Ein gutes Buch muss vieles auf so vielen verschiedenen Ebenen handwerklich gut können. Ein gutes Buch lässt sich nicht erzwingen. Ein gutes Buch ist auch ein Glücksfall.

(Ich träume davon, dass nach TL;DR irgendwann die langen Sätze wiederkommen…)

Wie hat sich Ihre Arbeit mit fortschreitender Digitalisierung verändert?
Nach nun ca. 15 Jahren Erfahrungen mit Digitalisierung im Kinderbuch stellt es sich mir heute so dar, dass das Medium Kinderbuch selbst deutlich analog geblieben ist. Aber die Arbeit am Buch und die Kommunikation drumherum sind heute weitgehend digital. Jedoch niemals ganz: unersetzbar wichtig bleibt das Gespräch.
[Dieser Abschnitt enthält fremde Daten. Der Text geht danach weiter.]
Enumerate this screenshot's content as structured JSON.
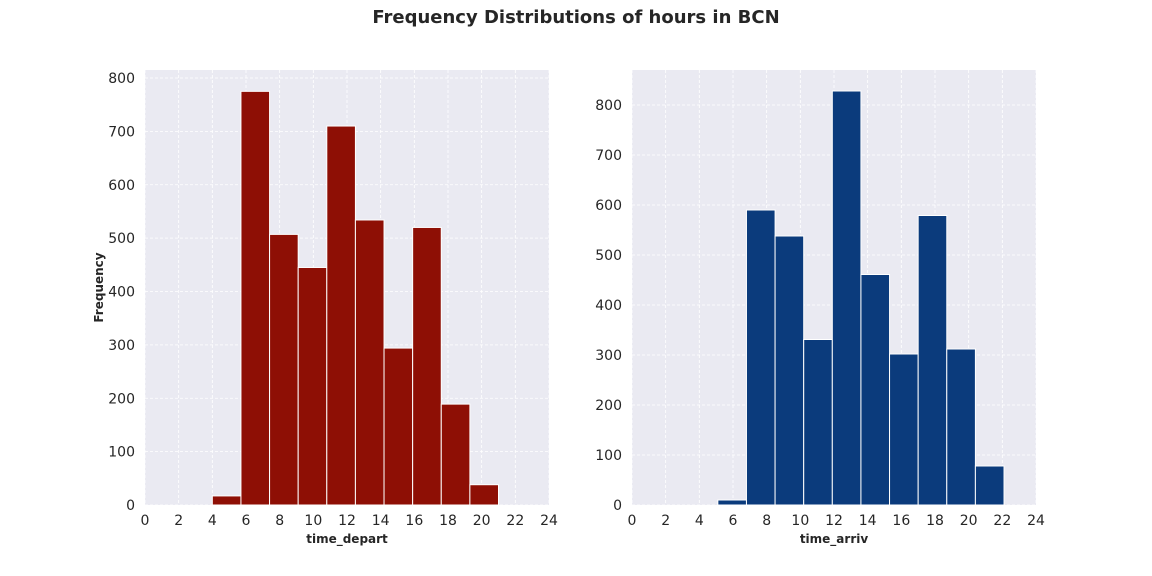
{
  "title": "Frequency Distributions of hours in BCN",
  "chart_data": [
    {
      "type": "bar",
      "subtype": "histogram",
      "xlabel": "time_depart",
      "ylabel": "Frequency",
      "xlim": [
        0,
        24
      ],
      "ylim": [
        0,
        815
      ],
      "xticks": [
        0,
        2,
        4,
        6,
        8,
        10,
        12,
        14,
        16,
        18,
        20,
        22,
        24
      ],
      "yticks": [
        0,
        100,
        200,
        300,
        400,
        500,
        600,
        700,
        800
      ],
      "bin_edges": [
        4.0,
        5.7,
        7.4,
        9.1,
        10.8,
        12.5,
        14.2,
        15.9,
        17.6,
        19.3,
        21.0
      ],
      "values": [
        17,
        775,
        507,
        445,
        710,
        534,
        294,
        520,
        189,
        38
      ],
      "color": "#8e0f05",
      "grid": true
    },
    {
      "type": "bar",
      "subtype": "histogram",
      "xlabel": "time_arriv",
      "ylabel": "",
      "xlim": [
        0,
        24
      ],
      "ylim": [
        0,
        870
      ],
      "xticks": [
        0,
        2,
        4,
        6,
        8,
        10,
        12,
        14,
        16,
        18,
        20,
        22,
        24
      ],
      "yticks": [
        0,
        100,
        200,
        300,
        400,
        500,
        600,
        700,
        800
      ],
      "bin_edges": [
        5.1,
        6.8,
        8.5,
        10.2,
        11.9,
        13.6,
        15.3,
        17.0,
        18.7,
        20.4,
        22.1
      ],
      "values": [
        10,
        590,
        538,
        331,
        828,
        461,
        302,
        579,
        312,
        78
      ],
      "color": "#0b3b7c",
      "grid": true
    }
  ]
}
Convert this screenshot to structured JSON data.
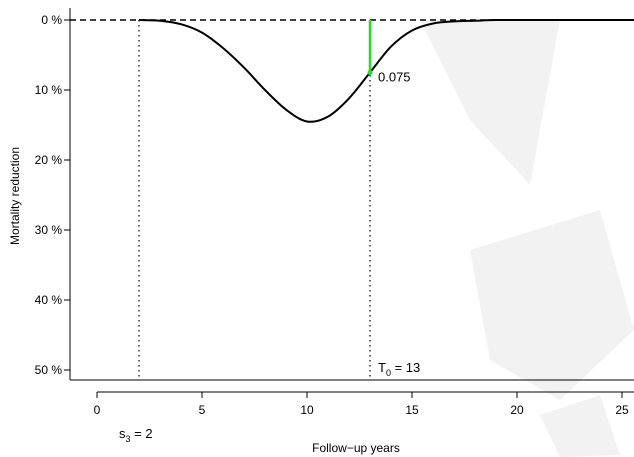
{
  "chart_data": {
    "type": "line",
    "title": "",
    "xlabel": "Follow−up years",
    "ylabel": "Mortality reduction",
    "xlim": [
      -1.3,
      25.8
    ],
    "ylim": [
      0.52,
      -0.007
    ],
    "y_inverted": true,
    "grid": false,
    "legend": "none",
    "x_ticks": [
      0,
      5,
      10,
      15,
      20,
      25
    ],
    "x_tick_labels": [
      "0",
      "5",
      "10",
      "15",
      "20",
      "25"
    ],
    "y_ticks": [
      0,
      0.1,
      0.2,
      0.3,
      0.4,
      0.5
    ],
    "y_tick_labels": [
      "0 %",
      "10 %",
      "20 %",
      "30 %",
      "40 %",
      "50 %"
    ],
    "series": [
      {
        "color": "#000000",
        "x": [
          2,
          3,
          4,
          5,
          6,
          7,
          8,
          9,
          10,
          11,
          12,
          13,
          14,
          15,
          16,
          17,
          18,
          19,
          20,
          21,
          22,
          23,
          24,
          25,
          25.8
        ],
        "y": [
          0.0,
          0.001,
          0.006,
          0.018,
          0.04,
          0.068,
          0.1,
          0.128,
          0.145,
          0.138,
          0.112,
          0.075,
          0.038,
          0.015,
          0.005,
          0.002,
          0.001,
          0.0,
          0.0,
          0.0,
          0.0,
          0.0,
          0.0,
          0.0,
          0.0
        ]
      }
    ],
    "reference_line": {
      "y": 0,
      "style": "dashed",
      "color": "#000000"
    },
    "vlines": [
      {
        "x": 2,
        "style": "dotted",
        "label_main": "s",
        "label_sub": "3",
        "label_rest": " = 2"
      },
      {
        "x": 13,
        "style": "dotted",
        "label_main": "T",
        "label_sub": "0",
        "label_rest": " = 13"
      }
    ],
    "highlight": {
      "x": 13,
      "y_from": 0,
      "y_to": 0.075,
      "color": "#22dd22",
      "label": "0.075"
    }
  }
}
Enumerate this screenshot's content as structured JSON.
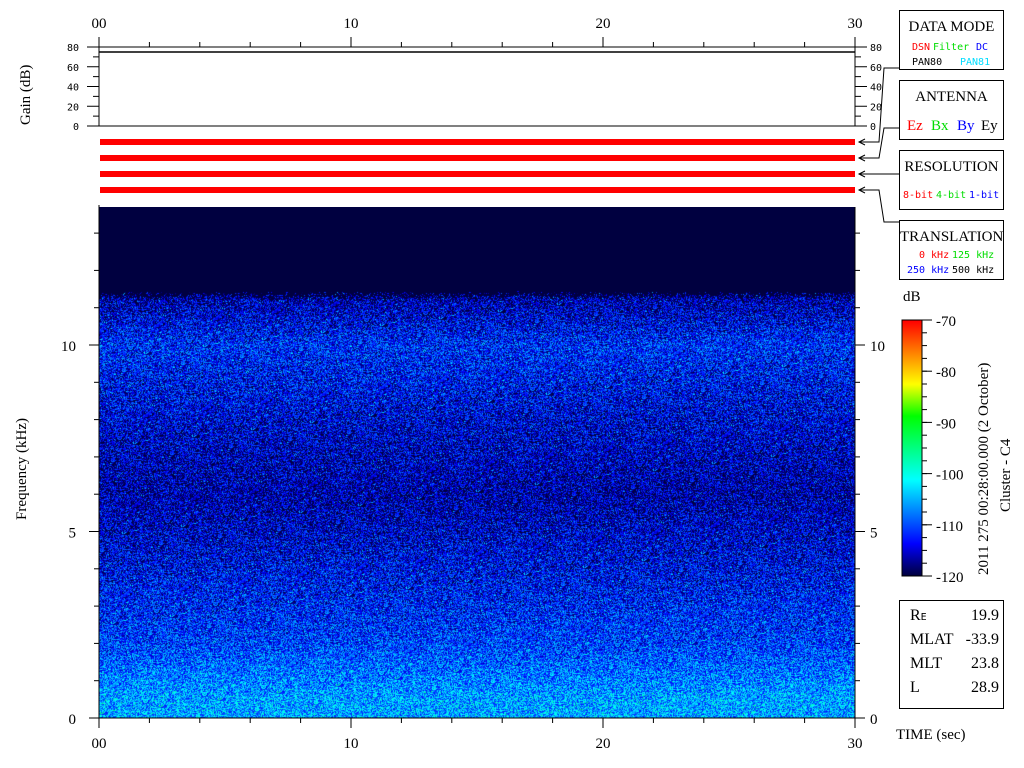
{
  "chart_data": {
    "type": "heatmap",
    "xlabel": "TIME (sec)",
    "ylabel": "Frequency (kHz)",
    "xlim": [
      0,
      30
    ],
    "ylim": [
      0,
      13.7
    ],
    "x_ticks": [
      "00",
      "10",
      "20",
      "30"
    ],
    "y_ticks": [
      "0",
      "5",
      "10"
    ],
    "colorbar": {
      "label": "dB",
      "range": [
        -120,
        -70
      ],
      "ticks": [
        "-70",
        "-80",
        "-90",
        "-100",
        "-110",
        "-120"
      ],
      "colors": [
        "#000040",
        "#0000ff",
        "#0080ff",
        "#00ffff",
        "#00ff80",
        "#00ff00",
        "#ffff00",
        "#ff8000",
        "#ff0000"
      ]
    },
    "intensity_profile_db": [
      {
        "freq_khz": 0.5,
        "level": -106
      },
      {
        "freq_khz": 2,
        "level": -111
      },
      {
        "freq_khz": 4,
        "level": -114
      },
      {
        "freq_khz": 6,
        "level": -117
      },
      {
        "freq_khz": 8,
        "level": -115
      },
      {
        "freq_khz": 10,
        "level": -112
      },
      {
        "freq_khz": 11,
        "level": -116
      },
      {
        "freq_khz": 12.5,
        "level": -120
      }
    ],
    "gain_panel": {
      "ylabel": "Gain (dB)",
      "ylim": [
        0,
        80
      ],
      "ticks": [
        "80",
        "60",
        "40",
        "20",
        "0"
      ],
      "value": 75
    },
    "resolution_bars": 4
  },
  "side_title": "2011 275 00:28:00.000 (2 October)",
  "side_subtitle": "Cluster - C4",
  "data_mode": {
    "title": "DATA MODE",
    "items": [
      {
        "text": "DSN",
        "color": "#ff0000"
      },
      {
        "text": "Filter",
        "color": "#00e000"
      },
      {
        "text": "DC",
        "color": "#0000ff"
      },
      {
        "text": "PAN80",
        "color": "#000000"
      },
      {
        "text": "PAN81",
        "color": "#00e0ff"
      }
    ]
  },
  "antenna": {
    "title": "ANTENNA",
    "items": [
      {
        "text": "Ez",
        "color": "#ff0000"
      },
      {
        "text": "Bx",
        "color": "#00e000"
      },
      {
        "text": "By",
        "color": "#0000ff"
      },
      {
        "text": "Ey",
        "color": "#000000"
      }
    ]
  },
  "resolution": {
    "title": "RESOLUTION",
    "items": [
      {
        "text": "8-bit",
        "color": "#ff0000"
      },
      {
        "text": "4-bit",
        "color": "#00e000"
      },
      {
        "text": "1-bit",
        "color": "#0000ff"
      }
    ]
  },
  "translation": {
    "title": "TRANSLATION",
    "items": [
      {
        "text": "0 kHz",
        "color": "#ff0000"
      },
      {
        "text": "125 kHz",
        "color": "#00e000"
      },
      {
        "text": "250 kHz",
        "color": "#0000ff"
      },
      {
        "text": "500 kHz",
        "color": "#000000"
      }
    ]
  },
  "orbit": [
    {
      "label": "R",
      "sub": "E",
      "value": "19.9"
    },
    {
      "label": "MLAT",
      "sub": "",
      "value": "-33.9"
    },
    {
      "label": "MLT",
      "sub": "",
      "value": "23.8"
    },
    {
      "label": "L",
      "sub": "",
      "value": "28.9"
    }
  ]
}
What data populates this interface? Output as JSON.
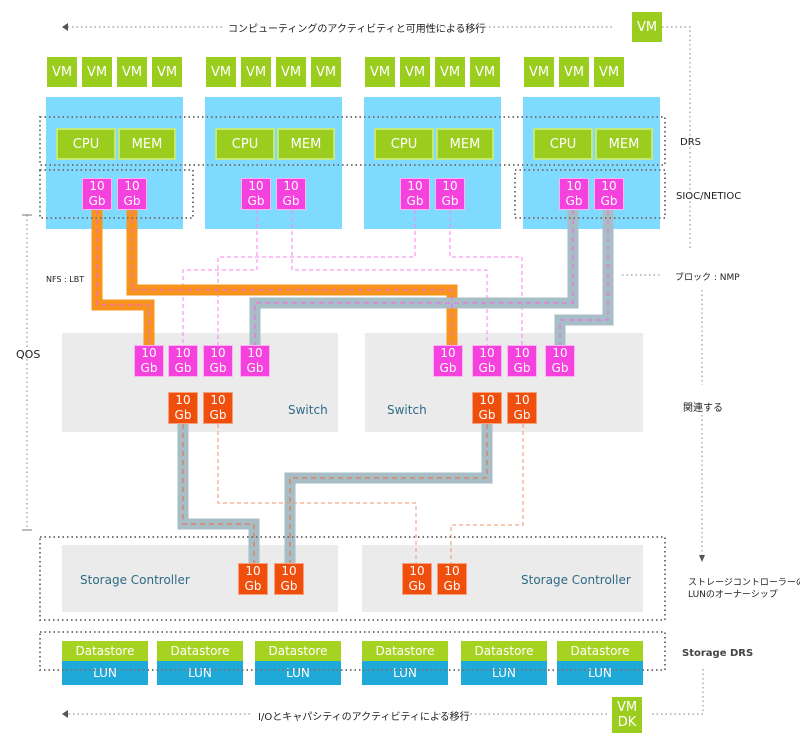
{
  "labels": {
    "top_migration": "コンピューティングのアクティビティと可用性による移行",
    "bottom_migration": "I/Oとキャパシティのアクティビティによる移行",
    "drs": "DRS",
    "sioc": "SIOC/NETIOC",
    "block_nmp": "ブロック : NMP",
    "related": "関連する",
    "lun_ownership_line1": "ストレージコントローラーの",
    "lun_ownership_line2": "LUNのオーナーシップ",
    "storage_drs": "Storage DRS",
    "qos": "QOS",
    "nfs_lbt": "NFS : LBT"
  },
  "migrating_vm": "VM",
  "vmdk": {
    "line1": "VM",
    "line2": "DK"
  },
  "hosts": [
    {
      "vms": [
        "VM",
        "VM",
        "VM",
        "VM"
      ],
      "cpu": "CPU",
      "mem": "MEM",
      "nics": [
        [
          "10",
          "Gb"
        ],
        [
          "10",
          "Gb"
        ]
      ]
    },
    {
      "vms": [
        "VM",
        "VM",
        "VM",
        "VM"
      ],
      "cpu": "CPU",
      "mem": "MEM",
      "nics": [
        [
          "10",
          "Gb"
        ],
        [
          "10",
          "Gb"
        ]
      ]
    },
    {
      "vms": [
        "VM",
        "VM",
        "VM",
        "VM"
      ],
      "cpu": "CPU",
      "mem": "MEM",
      "nics": [
        [
          "10",
          "Gb"
        ],
        [
          "10",
          "Gb"
        ]
      ]
    },
    {
      "vms": [
        "VM",
        "VM",
        "VM"
      ],
      "cpu": "CPU",
      "mem": "MEM",
      "nics": [
        [
          "10",
          "Gb"
        ],
        [
          "10",
          "Gb"
        ]
      ]
    }
  ],
  "switches": [
    {
      "label": "Switch",
      "host_ports": [
        [
          "10",
          "Gb"
        ],
        [
          "10",
          "Gb"
        ],
        [
          "10",
          "Gb"
        ],
        [
          "10",
          "Gb"
        ]
      ],
      "storage_ports": [
        [
          "10",
          "Gb"
        ],
        [
          "10",
          "Gb"
        ]
      ]
    },
    {
      "label": "Switch",
      "host_ports": [
        [
          "10",
          "Gb"
        ],
        [
          "10",
          "Gb"
        ],
        [
          "10",
          "Gb"
        ],
        [
          "10",
          "Gb"
        ]
      ],
      "storage_ports": [
        [
          "10",
          "Gb"
        ],
        [
          "10",
          "Gb"
        ]
      ]
    }
  ],
  "storage_controllers": [
    {
      "label": "Storage Controller",
      "ports": [
        [
          "10",
          "Gb"
        ],
        [
          "10",
          "Gb"
        ]
      ]
    },
    {
      "label": "Storage Controller",
      "ports": [
        [
          "10",
          "Gb"
        ],
        [
          "10",
          "Gb"
        ]
      ]
    }
  ],
  "datastores": [
    {
      "name": "Datastore",
      "lun": "LUN"
    },
    {
      "name": "Datastore",
      "lun": "LUN"
    },
    {
      "name": "Datastore",
      "lun": "LUN"
    },
    {
      "name": "Datastore",
      "lun": "LUN"
    },
    {
      "name": "Datastore",
      "lun": "LUN"
    },
    {
      "name": "Datastore",
      "lun": "LUN"
    }
  ],
  "colors": {
    "vm": "#9bcd1f",
    "host": "#7fdaff",
    "nic": "#f542df",
    "storage_port": "#f04e0d",
    "nfs_cable": "#f7941d",
    "block_cable": "#a8bec6",
    "datastore": "#a6d321",
    "lun": "#1ea9d8"
  }
}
Analoge Live-Kommunikation mit echten Menschen in echten Räumen toppt jeden Datenfluss.

Welche sozialen Netzwerke nutzen Sie und warum?
Facebook, twitter, whatsapp.
Weil ich neugierig darauf bin, was andere Menschen denken, fühlen, reden und tun. Es ist eine gute Erfahrung, sich heute über Entfernungen hinweg mit vielen Menschen vernetzen zu können.

Mit welchem Kinderbuchmenschen sollten wir dieses Interview unbedingt mal führen?
Ayse Bosse, Autorin und Trauerbegleiterin


Frank Kühne ist Programmleiter des Carlsen Verlags.